YAŞLANMAYI KABULLENİN
Önemli bir nokta da iflah olmaz bir “yaşlanma düşmanı gibi davranmamak”tır. Yaşlılığı hayatın olması gereken bir bölümü gibi kabul etmek, onun ruhsal ve fiziksel değişimlerini kabullenmek, hatta kazanılmış bir servet gibi görebilmek önemlidir. Abartılmış estetik girişimler, tekrarlanan kozmetik prosedürler, dalga geçilecek boyutlara ulaşan kas geliştirmeler, ölçüsünü yitirmiş antrenman, egzersiz tutkuları bedeni değilse bile ruhu kesinlikle yoruyor. Gençleştirmek bir yana daha erken yaşlandırıyor. Yaşlanmaktan değil, sağlıklı yaşlanamamaktan korkmak, iyi ve güzel, huzurlu ve keyifli yaşayamamaktan endişe etmek en doğru yaklaşımlar olarak gösteriliyor.
BAĞIŞLAYIN
Biri bana en sevdiğin ilk on cümleyi yaz dese “bağışlamak unutmaktır” bunların içinde mutlaka yer alırdı. İyi yaşlanmak istiyorsanız affetmeyi de öğrenmek zorundasınız. Bununla da kalmamalı, affettiğiniz şeyi-kişiyi daha o anda unutmalısınız. Kin tutanlar, öfke duygusundan sıyrılamayanlar kalp damar hastalıkları, kanser, depresyon ve benzeri sorunlarla daha çok ve sık yüzgöz oluyorlar.
BİR SORU/BİR CEVAP
Akut nefrit ne anlama geliyor
Böbreğin süzme fonksiyonunu üstlenen, yapısında herhangi bir nedenle meydana gelen iltihabi değişikliklerde “nefrit” sözcüğü kullanılıyor. Eğer bu iltihabi değişimler birden bire ortaya çıkmış ve hızlı bir seyir gösteriyorsa “akut nefrit” tanısı konuyor. Akut nefritin başlıca belirtileri şunlar: İdrar miktarında azalma, kanlı veya çay rengi idrar yapma, göz kapaklarında ve vücudun diğer bölümlerinde şişme, iştahsızlık, kan basıncı yükselmesi, baş ağrısı. Bu işaretlere daha başkalarını da eklemek mümkün. Eğer bu belirtilerden herhangi biri söz konusu olursa en yakın dâhiliye veya nefroloji uzmanı ile görüşmekte yarar var. Dr. Evren Altınel
UZMAN GÖRÜŞÜ
Yumurtalık kistleri önlenebilir mi
Birçok kadında yaşamının herhangi bir döneminde yumurtalık kistleri oluşabilmektedir. Kistlerin çoğu zararsızdır ve çok az şikâyete sebep olur ve yine kistlerin çoğu birkaç ay içinde kendiliğinden kaybolur. Bazı kistler ise çok büyürlerse veya burkulup yırtılırlarsa karın ağrısı yapabilir, bazen bu durum apandisit ile bile karıştırılabilir. Yumurtalık kistlerinin zararlı olanları doktorunuz tarafından belirlenip tedavi edilir. Yumurtalık kistlerinin oluşmasını engelleyecek kesin bir yöntem olmamakla birlikte düzenli takip ve kontroller yapılırsa bu kistler daha erken tespit edilip tedavisi yönüne gidilebilir.
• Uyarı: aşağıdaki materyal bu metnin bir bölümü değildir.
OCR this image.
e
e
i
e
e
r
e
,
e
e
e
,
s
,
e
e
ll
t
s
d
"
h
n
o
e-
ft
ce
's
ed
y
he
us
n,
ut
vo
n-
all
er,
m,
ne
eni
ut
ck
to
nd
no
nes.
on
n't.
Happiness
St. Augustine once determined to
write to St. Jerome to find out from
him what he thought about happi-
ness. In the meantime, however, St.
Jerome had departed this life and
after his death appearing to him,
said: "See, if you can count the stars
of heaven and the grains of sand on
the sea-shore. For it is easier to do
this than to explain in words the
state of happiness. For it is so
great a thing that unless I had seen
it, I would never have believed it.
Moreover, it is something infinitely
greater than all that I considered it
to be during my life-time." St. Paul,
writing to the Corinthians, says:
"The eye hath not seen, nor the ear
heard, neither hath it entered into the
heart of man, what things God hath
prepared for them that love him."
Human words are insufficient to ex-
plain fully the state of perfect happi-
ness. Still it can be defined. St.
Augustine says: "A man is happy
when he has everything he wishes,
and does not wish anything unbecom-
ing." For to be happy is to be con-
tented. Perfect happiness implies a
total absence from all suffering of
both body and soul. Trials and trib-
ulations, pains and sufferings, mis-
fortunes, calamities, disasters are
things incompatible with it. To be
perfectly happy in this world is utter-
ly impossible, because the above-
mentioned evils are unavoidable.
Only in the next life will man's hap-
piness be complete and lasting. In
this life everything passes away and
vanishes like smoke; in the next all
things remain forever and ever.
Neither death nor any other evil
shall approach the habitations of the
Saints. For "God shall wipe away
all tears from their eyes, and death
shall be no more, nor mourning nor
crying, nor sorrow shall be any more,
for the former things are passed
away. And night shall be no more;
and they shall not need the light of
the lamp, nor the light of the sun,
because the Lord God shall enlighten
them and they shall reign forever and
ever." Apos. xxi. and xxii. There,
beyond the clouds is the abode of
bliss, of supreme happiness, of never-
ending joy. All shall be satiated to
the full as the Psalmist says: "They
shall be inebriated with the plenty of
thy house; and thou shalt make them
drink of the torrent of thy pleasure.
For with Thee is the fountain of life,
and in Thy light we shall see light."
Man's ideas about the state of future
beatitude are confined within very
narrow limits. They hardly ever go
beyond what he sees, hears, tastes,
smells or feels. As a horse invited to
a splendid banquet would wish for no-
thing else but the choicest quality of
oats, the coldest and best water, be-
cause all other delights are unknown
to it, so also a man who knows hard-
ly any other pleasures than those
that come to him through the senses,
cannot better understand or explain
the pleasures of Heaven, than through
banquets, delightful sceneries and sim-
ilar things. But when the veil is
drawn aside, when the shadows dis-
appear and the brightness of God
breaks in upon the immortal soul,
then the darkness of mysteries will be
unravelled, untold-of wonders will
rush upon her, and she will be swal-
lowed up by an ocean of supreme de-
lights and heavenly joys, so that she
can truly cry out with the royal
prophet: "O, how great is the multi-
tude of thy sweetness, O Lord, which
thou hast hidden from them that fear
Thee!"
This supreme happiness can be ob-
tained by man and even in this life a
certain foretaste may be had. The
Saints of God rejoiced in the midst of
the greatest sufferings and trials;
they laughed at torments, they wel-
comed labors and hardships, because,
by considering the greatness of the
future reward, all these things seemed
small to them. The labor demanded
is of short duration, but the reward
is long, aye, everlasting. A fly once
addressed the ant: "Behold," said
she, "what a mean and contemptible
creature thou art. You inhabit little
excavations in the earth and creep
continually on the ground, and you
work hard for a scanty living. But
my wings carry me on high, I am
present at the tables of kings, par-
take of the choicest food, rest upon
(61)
Yumurtalık kistleri veya tümörlerinin çok geç evrede belirti verdiği göz önüne alınırsa erken teşhisin önemi açıktır. Bazen kist oluşumları doğum kontrol haplarıyla bile önlenebilirken, bazen de geniş çapta operasyon gerektirebilirler. Dr. Erhan Cankat
İYİ HABER
Sağlıklı yaşlanmak için mükemmel bir kombinasyon
Berkeley Üniversitesi’nde yapılan çalışmalar özellikle L-Carnitin ve Alfa Lipoik Asit’in beraber kullanıldığı durumlarda hücrelerin enerji üretim merkezi olan mitokondri DNA’sının yapısının daha iyi korunabildiğini gösterdi. Mitokondrisi genç ve sağlam hücre daha sağlıklı ve uzun ömürlü oluyor. Bu nedenle eğer bu yaz uygulayabileceğim bir antioksidan destek planı olabilir mi diye aklınızdan geçiriyorsanız her gün aç karna 200 mg Alfa Lipoik Asit ve 500 mg L-Carnitin almayı düşünebilirsiniz. Daha iyi sonuç almak istiyorsanız bu takviyeyi günlük 30-40 dakikalık yürüyüşlerle de desteklemenizi öneririm. Tabiî ki günün serin saatlerinde. Diyetisyen Nilüfer Bayram
BİR UYARI
Radyolojik incelemeleri abartmayın
Gereğinden sık tekrarlanılan, lüzumsuz yere yaptırılan radyolojik incelemelerin sağlık sorunlarını teşhis etmenin ötesinde zararlı bile olabileceği aklınızda olsun. Özellikle son zamanlarda neredeyse bir moda haline gelen ve çok sık tekrarlanan mamografiler, bilgisayarlı tomografi ile yapılan anjiyografik incelemeler, kemik yoğunluğu ölçümleri ve “laf olsun torba dolsun” diye yapılan kemik yoğunluğu ölçümleri, CT’ler, hele bir de kalibrasyonları iyi yapılmamış, kontrolleri zamanında gerçekleştirilmemiş cihazlarla gerçekleştiriliyorsa ciddi bir radyasyon birikimine sebep olabiliyor. Doktorunuza sormadan, çok gerekli olduğu anlaşılmadan radyolojik inceleme yaptırmak gibi bir yanlışı yapmayın.